Chairpersons of the pertinent oversight committees in Parliament are expected to side with the various sector Ministers given their political leanings.
But this was not the case on that day, Mr. George recalled on Metro TV’s Good Morning Ghana.
The MP said there were “very interesting issues going on in that sector,” adding that Parliament’s Communications Committee “is unable to meet.”
“We are basically not working… Your chairman [Kennedy Agyapong] has to call meetings and when your chairman is virtually always absent, how would you have meetings?”

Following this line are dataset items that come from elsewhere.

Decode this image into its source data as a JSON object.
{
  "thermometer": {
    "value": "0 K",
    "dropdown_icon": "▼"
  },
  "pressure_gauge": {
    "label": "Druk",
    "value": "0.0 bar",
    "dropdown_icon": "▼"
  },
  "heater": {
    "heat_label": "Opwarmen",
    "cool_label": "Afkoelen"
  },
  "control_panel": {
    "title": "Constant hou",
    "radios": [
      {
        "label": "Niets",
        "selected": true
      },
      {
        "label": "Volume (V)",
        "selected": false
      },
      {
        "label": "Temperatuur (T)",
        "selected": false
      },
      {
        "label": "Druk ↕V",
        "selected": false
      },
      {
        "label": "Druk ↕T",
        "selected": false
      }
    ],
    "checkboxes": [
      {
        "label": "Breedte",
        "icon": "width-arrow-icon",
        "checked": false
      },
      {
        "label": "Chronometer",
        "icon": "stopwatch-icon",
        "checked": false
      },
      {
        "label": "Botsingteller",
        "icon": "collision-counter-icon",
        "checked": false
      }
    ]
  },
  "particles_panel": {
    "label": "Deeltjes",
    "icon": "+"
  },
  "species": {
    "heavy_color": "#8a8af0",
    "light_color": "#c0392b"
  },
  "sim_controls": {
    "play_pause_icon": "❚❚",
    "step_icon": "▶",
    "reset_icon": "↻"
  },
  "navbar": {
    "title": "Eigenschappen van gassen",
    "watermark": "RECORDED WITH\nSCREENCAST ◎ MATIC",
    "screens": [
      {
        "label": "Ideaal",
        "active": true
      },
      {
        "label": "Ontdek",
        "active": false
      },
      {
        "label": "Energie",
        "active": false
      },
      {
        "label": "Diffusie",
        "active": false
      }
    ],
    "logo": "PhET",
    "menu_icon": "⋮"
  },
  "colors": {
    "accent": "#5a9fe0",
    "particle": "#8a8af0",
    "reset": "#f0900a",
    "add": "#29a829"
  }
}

Mr. George said the Committee only hurriedly met recently on some cybersecurity issues.
“The Speaker has referred two different [cybersecurity] conventions to us. The first one was referred to us over a month ago. It is [Friday] that we have been called to quickly come as a committee and come and view the two reports because the Minister is on her way to Strasbourg on cybersecurity [issues].”
Mr. George further suggested that this friction was supposedly in Mrs. Owusu-Ekufu’s interests.
“The Minister who is supposed to press, it serves her purposes that Parliament is being weak in its supervisory role,” he stated.
In September 2017, Kennedy Agyapong had claimed that Mrs. Owusu-Ekuful disregarded a bid he had interest in for a contract to print National Identification Authority (NIA) cards in favour of more expensive bidders who had paid her money.
The Communications Minister refuted the corruption claims and said they were “borne of ignorance”.
At the time, she argued that the NIA wasn’t under her remit as the Communication Minister.
She added that the contracts were even signed by the Chief of Staff.
… it is important to clarify that the NIA is not an agency of the Ministry of Communications; that is why the directive was signed by the Chief of Staff in the Office of the President. In accordance with the law of the land, the NIA’s reporting line is direct to the Office of the President. Consequently, as the Minister of Communications, I did not and could not have awarded the contract for the NID, or indeed oversee the process.
But Mr. George said the Ghana Card contract “reached maturity under the Ministry of Communications. It was the same Minister who basically prepared and finalised the deal on the Ghana Card we are talking about.”
It was after the allegations that “it looks like the Flagstaff House decided let’s move this away from communications and move it [under] Monitoring and Evaluation,” he said.